Indexing

How to index your corpus

When your corpus JSON files are ready, they must be indexed in Elasticsearch before the corpus becomes available. You have to follow these steps:

  1. Configure the corpus by filling out a configuration page in the browser or editing /conf/corpus.json.

  2. Edit categories.json (or copy an existing one) and put it to /conf.

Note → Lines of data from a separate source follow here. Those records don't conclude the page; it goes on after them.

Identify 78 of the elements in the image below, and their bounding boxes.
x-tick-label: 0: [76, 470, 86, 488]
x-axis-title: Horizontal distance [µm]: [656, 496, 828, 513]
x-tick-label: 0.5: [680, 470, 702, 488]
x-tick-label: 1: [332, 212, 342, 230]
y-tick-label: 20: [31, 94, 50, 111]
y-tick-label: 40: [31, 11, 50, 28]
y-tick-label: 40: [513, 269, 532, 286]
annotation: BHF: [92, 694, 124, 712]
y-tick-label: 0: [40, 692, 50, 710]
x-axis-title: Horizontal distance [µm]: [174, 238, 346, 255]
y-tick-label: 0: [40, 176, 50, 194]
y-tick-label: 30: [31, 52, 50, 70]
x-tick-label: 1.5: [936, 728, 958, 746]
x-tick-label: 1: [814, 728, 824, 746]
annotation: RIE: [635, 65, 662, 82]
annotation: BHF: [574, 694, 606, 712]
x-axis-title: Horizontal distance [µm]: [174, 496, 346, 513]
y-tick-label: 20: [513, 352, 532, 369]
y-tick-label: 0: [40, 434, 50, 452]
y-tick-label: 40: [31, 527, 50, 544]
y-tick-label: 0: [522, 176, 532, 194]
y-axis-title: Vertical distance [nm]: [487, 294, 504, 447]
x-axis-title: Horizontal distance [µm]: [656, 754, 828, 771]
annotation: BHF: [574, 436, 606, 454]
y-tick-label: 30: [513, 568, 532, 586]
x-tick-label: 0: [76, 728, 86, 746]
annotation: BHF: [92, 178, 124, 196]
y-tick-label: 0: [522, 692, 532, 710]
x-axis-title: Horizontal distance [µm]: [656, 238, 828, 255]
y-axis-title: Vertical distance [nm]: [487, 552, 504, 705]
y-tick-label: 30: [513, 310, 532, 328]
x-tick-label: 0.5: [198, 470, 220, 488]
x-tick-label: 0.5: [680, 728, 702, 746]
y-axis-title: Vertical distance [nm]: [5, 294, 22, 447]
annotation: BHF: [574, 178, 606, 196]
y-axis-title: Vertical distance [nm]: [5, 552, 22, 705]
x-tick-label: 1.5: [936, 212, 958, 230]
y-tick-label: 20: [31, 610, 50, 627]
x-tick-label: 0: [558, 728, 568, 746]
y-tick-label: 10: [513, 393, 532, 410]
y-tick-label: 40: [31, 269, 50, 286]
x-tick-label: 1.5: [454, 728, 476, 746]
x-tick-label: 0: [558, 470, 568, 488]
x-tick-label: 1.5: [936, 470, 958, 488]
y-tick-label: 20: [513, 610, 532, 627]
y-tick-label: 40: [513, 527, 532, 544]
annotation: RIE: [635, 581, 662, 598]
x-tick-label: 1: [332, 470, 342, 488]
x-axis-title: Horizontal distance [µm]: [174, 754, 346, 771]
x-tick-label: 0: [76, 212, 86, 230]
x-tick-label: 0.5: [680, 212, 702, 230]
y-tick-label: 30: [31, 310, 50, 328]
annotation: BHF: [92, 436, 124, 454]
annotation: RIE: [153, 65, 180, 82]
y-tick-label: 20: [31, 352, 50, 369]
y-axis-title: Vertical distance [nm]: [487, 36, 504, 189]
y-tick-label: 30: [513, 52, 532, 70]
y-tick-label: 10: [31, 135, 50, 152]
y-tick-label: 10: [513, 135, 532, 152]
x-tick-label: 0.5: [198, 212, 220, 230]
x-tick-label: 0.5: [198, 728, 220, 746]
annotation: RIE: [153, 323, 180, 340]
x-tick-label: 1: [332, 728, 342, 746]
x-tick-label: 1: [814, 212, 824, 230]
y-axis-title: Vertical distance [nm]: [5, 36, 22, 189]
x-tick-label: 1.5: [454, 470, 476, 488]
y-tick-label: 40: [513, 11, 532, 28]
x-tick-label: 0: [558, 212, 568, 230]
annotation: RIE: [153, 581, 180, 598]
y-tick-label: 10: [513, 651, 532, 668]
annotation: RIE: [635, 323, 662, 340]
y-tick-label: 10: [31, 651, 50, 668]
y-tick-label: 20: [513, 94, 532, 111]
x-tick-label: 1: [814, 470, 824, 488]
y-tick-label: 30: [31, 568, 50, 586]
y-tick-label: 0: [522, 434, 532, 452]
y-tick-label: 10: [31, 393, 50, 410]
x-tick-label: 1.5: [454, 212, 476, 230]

  3. Make sure all interface messages are translated into all interface languages.

  4. Make sure all transliterations, input methods and virtual keyboards mentioned in corpus.json exist.

  5. Put the JSON files to /corpus/%corpus_name%.

  6. If you have media files cut by the source convertors, put them to /search/media/%corpus_name% or symlink this folder to the place where they are stored.

  7. Run /indexator/indexator.py.

Indexing may take a while; you will see messages in the process. If you have a large corpus and would like to disconnect from the server until indexation is complete, you can launch it with nohup:

cd indexator
nohup python3 indexator.py -y > index.log 2>&1 &

If you are setting up the corpus for the first time, do not forget to set up apache/nginx/… configuration files, so that some URL resolves to your corpus, and switch it on. If you are reindexing the corpus, reload apache/nginx after the indexation is complete.

What indexator does

  1. It creates three Elasticsearch indexes called %corpus_name%.sentences, %corpus_name%.docs and %corpus_name%.words. If indexes with such names already exist, the indexator will ask you for permission to proceed. Use the -y option to overwrite existing indexes without asking.

  2. It puts the contents of your JSON files to the indexes. Sentences are transferred to the database almost without changes.

  3. It calculates word and lemma statistics and puts it to the indexes. The statistics is kept in memory during the indexation, so the larger your corpus, the more memory indexation will require.

  4. It generates full-text representations and dictionaries, if you chose so in the configuration.

PyBabel translations of the interface, which used to be compiled at indexation time, are now generated and compiled each time the corpus app is launched.